Você acredita que os partidos passaram a ter legitimidade ativa para judicializar com o objetivo de contrapor ao “monopólio anterior” do procurador geral da República. O desafio seria buscar um equilíbrio?
As atas dos discursos da Assembleia Nacional Constituinte deixam claro que o objetivo do novo sistema de legitimidade ativa era derrubar o monopólio do Procurador-Geral da República, embora não fique claro porque escolheu-se dar legitimidade ativa aos partidos e não às minorias parlamentares, como é comum em outros países. Hoje qualquer partido com representação no Congresso, por menor que seja, pode ajuizar ação direta no STF. Esse modelo não trouxe equilíbrio. Se antes pecava-se pela escassez, agora peca-se pelo excesso. Isso se agravou ainda mais a partir dos anos 2000 com o crescimento do número de partidos no Brasil, sobretudo após a decisão do STF que declarou inconstitucional a cláusula de barreira e estimulou a proliferação de legendas. Na década de 2010, fomos a democracia com a Câmara mais fragmentada do mundo.

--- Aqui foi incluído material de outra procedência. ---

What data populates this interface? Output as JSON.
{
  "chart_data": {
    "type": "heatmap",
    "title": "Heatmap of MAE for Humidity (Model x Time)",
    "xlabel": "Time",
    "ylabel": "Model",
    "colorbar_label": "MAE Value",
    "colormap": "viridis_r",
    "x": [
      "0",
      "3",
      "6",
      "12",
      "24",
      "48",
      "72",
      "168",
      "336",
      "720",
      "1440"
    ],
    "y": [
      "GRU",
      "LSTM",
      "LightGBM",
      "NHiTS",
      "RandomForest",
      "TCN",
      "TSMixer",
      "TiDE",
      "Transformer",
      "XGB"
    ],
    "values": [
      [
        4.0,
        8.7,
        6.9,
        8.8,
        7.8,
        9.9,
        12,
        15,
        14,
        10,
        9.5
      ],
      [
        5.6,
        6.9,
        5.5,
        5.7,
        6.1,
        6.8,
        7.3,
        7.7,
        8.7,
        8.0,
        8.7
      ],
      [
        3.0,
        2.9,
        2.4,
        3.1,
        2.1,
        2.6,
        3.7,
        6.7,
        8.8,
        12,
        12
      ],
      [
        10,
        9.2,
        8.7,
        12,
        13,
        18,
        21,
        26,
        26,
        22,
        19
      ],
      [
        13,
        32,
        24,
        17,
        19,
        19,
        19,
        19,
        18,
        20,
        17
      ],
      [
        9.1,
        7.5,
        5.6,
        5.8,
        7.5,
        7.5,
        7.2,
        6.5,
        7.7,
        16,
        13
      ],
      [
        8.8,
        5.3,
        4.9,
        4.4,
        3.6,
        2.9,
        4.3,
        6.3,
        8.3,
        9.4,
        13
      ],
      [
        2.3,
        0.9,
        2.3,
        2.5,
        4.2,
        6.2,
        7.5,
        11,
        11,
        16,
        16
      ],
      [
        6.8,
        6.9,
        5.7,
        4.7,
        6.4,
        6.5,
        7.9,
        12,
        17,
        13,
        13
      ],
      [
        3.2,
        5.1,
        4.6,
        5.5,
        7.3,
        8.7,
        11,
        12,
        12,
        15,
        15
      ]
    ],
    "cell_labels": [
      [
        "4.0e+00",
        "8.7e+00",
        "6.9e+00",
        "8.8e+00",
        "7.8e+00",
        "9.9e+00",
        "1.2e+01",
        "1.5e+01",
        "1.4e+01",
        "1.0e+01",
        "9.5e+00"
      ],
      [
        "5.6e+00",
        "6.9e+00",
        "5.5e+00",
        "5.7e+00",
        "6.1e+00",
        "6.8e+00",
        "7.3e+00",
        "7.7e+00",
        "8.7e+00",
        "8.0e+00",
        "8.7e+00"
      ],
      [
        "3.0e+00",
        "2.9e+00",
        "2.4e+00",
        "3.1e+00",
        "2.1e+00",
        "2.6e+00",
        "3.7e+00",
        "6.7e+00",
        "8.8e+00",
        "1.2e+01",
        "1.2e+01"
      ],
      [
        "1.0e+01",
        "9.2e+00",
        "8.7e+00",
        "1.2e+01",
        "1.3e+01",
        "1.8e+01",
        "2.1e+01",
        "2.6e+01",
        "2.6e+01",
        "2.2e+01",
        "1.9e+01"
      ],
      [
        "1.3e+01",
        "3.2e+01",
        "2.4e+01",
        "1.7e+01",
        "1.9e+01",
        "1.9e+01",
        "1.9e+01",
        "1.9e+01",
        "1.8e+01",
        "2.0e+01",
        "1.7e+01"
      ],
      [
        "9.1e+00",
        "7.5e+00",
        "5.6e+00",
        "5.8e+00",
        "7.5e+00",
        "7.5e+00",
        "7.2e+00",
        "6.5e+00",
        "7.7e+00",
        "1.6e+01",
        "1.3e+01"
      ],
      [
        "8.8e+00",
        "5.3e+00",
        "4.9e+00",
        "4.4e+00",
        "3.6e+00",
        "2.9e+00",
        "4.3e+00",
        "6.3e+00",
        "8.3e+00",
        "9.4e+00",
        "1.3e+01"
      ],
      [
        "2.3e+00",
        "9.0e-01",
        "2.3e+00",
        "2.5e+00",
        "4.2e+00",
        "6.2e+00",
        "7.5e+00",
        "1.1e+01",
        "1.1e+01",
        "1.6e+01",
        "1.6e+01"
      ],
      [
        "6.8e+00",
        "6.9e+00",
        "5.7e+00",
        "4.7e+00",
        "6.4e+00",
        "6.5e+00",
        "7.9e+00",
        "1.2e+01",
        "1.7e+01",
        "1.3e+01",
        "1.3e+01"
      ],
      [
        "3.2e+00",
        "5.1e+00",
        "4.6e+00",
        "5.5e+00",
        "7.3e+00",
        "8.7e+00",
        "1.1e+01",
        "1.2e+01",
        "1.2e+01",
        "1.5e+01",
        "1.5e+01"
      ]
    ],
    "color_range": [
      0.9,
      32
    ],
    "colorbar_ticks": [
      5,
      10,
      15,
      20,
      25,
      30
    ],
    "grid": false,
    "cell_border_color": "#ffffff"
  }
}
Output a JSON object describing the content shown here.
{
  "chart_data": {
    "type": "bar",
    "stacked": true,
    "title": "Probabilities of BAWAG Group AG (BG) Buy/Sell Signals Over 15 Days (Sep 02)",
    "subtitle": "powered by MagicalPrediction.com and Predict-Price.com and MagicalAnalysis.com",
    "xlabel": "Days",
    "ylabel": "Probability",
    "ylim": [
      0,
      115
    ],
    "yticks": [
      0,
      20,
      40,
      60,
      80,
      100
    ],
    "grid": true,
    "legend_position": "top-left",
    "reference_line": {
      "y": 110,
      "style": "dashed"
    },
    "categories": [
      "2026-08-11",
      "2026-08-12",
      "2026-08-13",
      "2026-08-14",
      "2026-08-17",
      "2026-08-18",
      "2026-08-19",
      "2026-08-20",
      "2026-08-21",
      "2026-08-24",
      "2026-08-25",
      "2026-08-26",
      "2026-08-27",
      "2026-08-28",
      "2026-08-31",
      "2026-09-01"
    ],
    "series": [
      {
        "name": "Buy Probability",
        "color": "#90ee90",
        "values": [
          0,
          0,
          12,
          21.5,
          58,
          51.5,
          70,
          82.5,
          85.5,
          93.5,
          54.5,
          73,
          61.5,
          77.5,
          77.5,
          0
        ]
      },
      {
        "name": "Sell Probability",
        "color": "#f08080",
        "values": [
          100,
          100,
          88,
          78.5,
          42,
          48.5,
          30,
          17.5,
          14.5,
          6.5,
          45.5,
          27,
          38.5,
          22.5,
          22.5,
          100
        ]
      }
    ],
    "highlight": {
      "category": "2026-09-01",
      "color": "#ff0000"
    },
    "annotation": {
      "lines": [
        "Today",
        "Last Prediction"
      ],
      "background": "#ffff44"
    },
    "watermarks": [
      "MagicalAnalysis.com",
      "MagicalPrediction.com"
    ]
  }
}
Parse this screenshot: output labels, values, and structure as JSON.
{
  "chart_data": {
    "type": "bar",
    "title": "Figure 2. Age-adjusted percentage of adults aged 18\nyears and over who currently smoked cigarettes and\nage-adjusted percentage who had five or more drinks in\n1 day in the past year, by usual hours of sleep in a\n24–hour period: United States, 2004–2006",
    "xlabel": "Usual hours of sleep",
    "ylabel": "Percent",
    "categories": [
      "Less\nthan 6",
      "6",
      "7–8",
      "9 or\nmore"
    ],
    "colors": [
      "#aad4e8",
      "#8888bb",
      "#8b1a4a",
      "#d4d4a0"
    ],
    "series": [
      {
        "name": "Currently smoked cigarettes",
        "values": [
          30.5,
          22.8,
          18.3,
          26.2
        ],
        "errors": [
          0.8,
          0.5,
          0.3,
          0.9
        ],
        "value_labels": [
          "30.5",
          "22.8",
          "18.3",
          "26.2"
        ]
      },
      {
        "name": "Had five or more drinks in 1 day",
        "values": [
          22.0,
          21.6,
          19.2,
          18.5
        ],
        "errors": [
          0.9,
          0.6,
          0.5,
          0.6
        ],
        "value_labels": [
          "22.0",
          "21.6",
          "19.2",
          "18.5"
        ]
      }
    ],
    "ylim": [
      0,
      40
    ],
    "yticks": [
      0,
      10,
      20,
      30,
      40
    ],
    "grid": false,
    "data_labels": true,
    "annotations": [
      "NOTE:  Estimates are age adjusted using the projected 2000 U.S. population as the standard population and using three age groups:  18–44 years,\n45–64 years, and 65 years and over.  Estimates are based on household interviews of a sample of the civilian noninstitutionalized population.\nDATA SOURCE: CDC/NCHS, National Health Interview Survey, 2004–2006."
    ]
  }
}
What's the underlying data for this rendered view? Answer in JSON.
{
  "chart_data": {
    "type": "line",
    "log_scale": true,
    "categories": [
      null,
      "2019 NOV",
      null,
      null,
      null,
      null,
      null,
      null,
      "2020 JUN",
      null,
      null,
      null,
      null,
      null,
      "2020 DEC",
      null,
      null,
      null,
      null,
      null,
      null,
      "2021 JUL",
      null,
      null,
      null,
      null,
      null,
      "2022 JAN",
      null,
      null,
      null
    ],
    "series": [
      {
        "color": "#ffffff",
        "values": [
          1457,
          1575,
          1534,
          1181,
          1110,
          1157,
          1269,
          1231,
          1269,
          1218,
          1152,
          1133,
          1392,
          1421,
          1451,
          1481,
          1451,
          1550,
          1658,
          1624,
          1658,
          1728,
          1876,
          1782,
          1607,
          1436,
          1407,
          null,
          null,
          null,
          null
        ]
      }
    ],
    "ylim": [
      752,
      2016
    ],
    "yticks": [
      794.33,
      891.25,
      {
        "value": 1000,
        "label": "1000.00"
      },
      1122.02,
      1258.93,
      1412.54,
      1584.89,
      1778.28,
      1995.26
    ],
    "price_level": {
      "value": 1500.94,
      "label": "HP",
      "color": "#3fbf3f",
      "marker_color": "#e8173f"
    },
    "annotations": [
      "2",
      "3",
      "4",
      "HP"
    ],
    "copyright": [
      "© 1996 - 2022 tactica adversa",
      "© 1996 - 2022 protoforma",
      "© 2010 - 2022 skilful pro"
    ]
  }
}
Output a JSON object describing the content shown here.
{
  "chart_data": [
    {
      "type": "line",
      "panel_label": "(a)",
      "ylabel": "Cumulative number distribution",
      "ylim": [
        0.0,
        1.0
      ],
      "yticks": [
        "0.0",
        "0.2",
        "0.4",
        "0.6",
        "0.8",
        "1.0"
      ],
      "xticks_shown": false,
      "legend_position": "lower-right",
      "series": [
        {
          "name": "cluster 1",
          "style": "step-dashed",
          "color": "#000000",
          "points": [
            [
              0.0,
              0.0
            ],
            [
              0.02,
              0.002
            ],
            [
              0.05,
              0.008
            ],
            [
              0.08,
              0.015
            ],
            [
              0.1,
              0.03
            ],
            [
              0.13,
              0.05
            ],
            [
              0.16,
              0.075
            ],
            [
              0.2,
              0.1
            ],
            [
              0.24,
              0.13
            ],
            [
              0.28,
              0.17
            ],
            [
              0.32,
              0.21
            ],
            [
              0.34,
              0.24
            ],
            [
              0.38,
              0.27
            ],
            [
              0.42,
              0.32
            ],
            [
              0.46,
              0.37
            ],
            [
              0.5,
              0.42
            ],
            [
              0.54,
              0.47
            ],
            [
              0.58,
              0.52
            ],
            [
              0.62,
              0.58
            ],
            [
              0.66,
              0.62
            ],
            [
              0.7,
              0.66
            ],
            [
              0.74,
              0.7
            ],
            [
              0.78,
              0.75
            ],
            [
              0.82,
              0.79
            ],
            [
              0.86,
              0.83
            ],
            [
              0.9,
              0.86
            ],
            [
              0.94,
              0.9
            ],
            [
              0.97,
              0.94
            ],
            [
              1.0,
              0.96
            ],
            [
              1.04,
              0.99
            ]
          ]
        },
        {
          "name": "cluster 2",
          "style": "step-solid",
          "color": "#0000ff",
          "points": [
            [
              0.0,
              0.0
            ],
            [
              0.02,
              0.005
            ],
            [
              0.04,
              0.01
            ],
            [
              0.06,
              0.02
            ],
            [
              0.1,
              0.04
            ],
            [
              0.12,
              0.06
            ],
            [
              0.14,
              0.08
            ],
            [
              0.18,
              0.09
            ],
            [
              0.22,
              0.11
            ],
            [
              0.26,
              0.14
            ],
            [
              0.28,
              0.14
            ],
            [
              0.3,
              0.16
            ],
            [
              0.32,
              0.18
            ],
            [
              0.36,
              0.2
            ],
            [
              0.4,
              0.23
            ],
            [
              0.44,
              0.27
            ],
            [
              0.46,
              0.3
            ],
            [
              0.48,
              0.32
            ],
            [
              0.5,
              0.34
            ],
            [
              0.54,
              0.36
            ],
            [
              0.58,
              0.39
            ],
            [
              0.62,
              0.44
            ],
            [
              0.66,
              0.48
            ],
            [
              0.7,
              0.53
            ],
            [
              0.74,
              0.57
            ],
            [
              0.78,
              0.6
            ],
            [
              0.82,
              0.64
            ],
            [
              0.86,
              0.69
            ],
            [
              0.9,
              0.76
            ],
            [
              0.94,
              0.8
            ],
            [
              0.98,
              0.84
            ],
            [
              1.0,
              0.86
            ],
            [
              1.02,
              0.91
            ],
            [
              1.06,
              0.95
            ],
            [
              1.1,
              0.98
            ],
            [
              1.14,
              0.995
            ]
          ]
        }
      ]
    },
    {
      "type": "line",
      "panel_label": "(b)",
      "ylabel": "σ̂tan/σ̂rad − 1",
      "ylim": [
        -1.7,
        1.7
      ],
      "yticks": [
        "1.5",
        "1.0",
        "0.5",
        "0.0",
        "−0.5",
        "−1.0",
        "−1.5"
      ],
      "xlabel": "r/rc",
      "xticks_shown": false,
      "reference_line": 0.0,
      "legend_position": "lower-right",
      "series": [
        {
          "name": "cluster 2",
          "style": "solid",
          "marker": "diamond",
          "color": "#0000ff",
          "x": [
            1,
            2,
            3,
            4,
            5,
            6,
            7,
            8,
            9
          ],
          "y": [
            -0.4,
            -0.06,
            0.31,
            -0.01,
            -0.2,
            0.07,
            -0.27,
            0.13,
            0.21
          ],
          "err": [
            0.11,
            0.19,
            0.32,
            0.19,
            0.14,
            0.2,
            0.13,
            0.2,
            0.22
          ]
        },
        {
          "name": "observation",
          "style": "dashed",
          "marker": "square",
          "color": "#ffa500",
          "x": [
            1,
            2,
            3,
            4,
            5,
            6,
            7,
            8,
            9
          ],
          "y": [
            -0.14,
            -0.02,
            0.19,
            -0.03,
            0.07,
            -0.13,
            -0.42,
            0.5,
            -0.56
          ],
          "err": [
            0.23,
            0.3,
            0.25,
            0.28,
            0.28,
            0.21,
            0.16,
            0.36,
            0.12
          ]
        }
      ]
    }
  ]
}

Outros países podem servir de inspiração para o Brasil?
A legitimidade ativa de minorias parlamentares é muito comum na Europa. Países como Áustria, Espanha, Portugal, Alemanha e Romênia a utilizam. A Áustria é o berço histórico e intelectual do sistema concentrado de constitucionalidade, do qual importamos diversos modelos jurídico-constitucionais, e utiliza uma régua ainda mais criteriosa de 1/3 dos parlamentares. Não está imune à críticas, mas é um sistema constitucional que parece ir melhor do que o nosso em termos de estabilidade.